School was the wrong shape for him. Do you know what he used to do? I’ll tell you what he used to do. He used to come home late, hair messed, muck on his slacks and no tie. And I’d say, Where’s your tie? Or sometimes it’d be the bag. Where’s your schoolbag? And his homework not done or all the books that’d have to be replaced. Ripped or missing. But he wouldn’t think of any of those sorts of things. All I’d get would be Ah, Ma. Like I was the one causing the trouble with my questions and not him at all. The number of notes we used to get home. I could’ve made a book out of them. I could’ve bundled them all together and sold it as a bestseller. Vicious notes some of them. You don’t want to read such venom about your child, you don’t. These teachers. Adults writing poison pen letters about a child. Some of them need their heads examined. The words they’d use, like Disruptive, like Uncontrollable. Somewhere along the way these teachers start to think it’s their job to parent other people’s children.

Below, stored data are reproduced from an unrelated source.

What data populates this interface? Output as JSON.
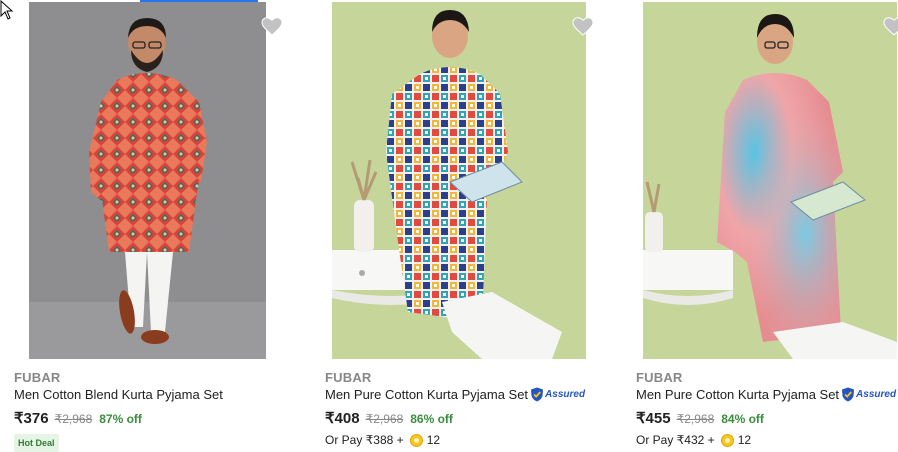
{
  "products": [
    {
      "brand": "FUBAR",
      "title": "Men Cotton Blend Kurta Pyjama Set",
      "price": "₹376",
      "mrp": "₹2,968",
      "discount": "87% off",
      "badge": "Hot Deal",
      "assured": false,
      "image_icon": "kurta-product-image-orange-diamond",
      "wishlist_icon": "heart-icon"
    },
    {
      "brand": "FUBAR",
      "title": "Men Pure Cotton Kurta Pyjama Set",
      "price": "₹408",
      "mrp": "₹2,968",
      "discount": "86% off",
      "assured": true,
      "assured_label": "Assured",
      "or_pay": "Or Pay ₹388 +",
      "coins": "12",
      "image_icon": "kurta-product-image-multicolor-block",
      "wishlist_icon": "heart-icon"
    },
    {
      "brand": "FUBAR",
      "title": "Men Pure Cotton Kurta Pyjama Set",
      "price": "₹455",
      "mrp": "₹2,968",
      "discount": "84% off",
      "assured": true,
      "assured_label": "Assured",
      "or_pay": "Or Pay ₹432 +",
      "coins": "12",
      "image_icon": "kurta-product-image-tie-dye",
      "wishlist_icon": "heart-icon"
    }
  ],
  "colors": {
    "accent": "#2874f0",
    "discount": "#388e3c",
    "muted": "#878787",
    "assured": "#2455c3"
  }
}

Gone to their heads, the power, it has. And the marbles that I learnt later he didn’t win, they were always all over his bedroom floor and I used to hurt my feet on them and I had to have shoes beside my bed and put them on in the mornings. The windows! My poor windows. This one broken, that one broken. All these feckin’ marbles. And the bang, bang, bang on the hall door. Use the doorbell! Ah, Ma, he’d say. Mucky shoes, fag breath and now look at him.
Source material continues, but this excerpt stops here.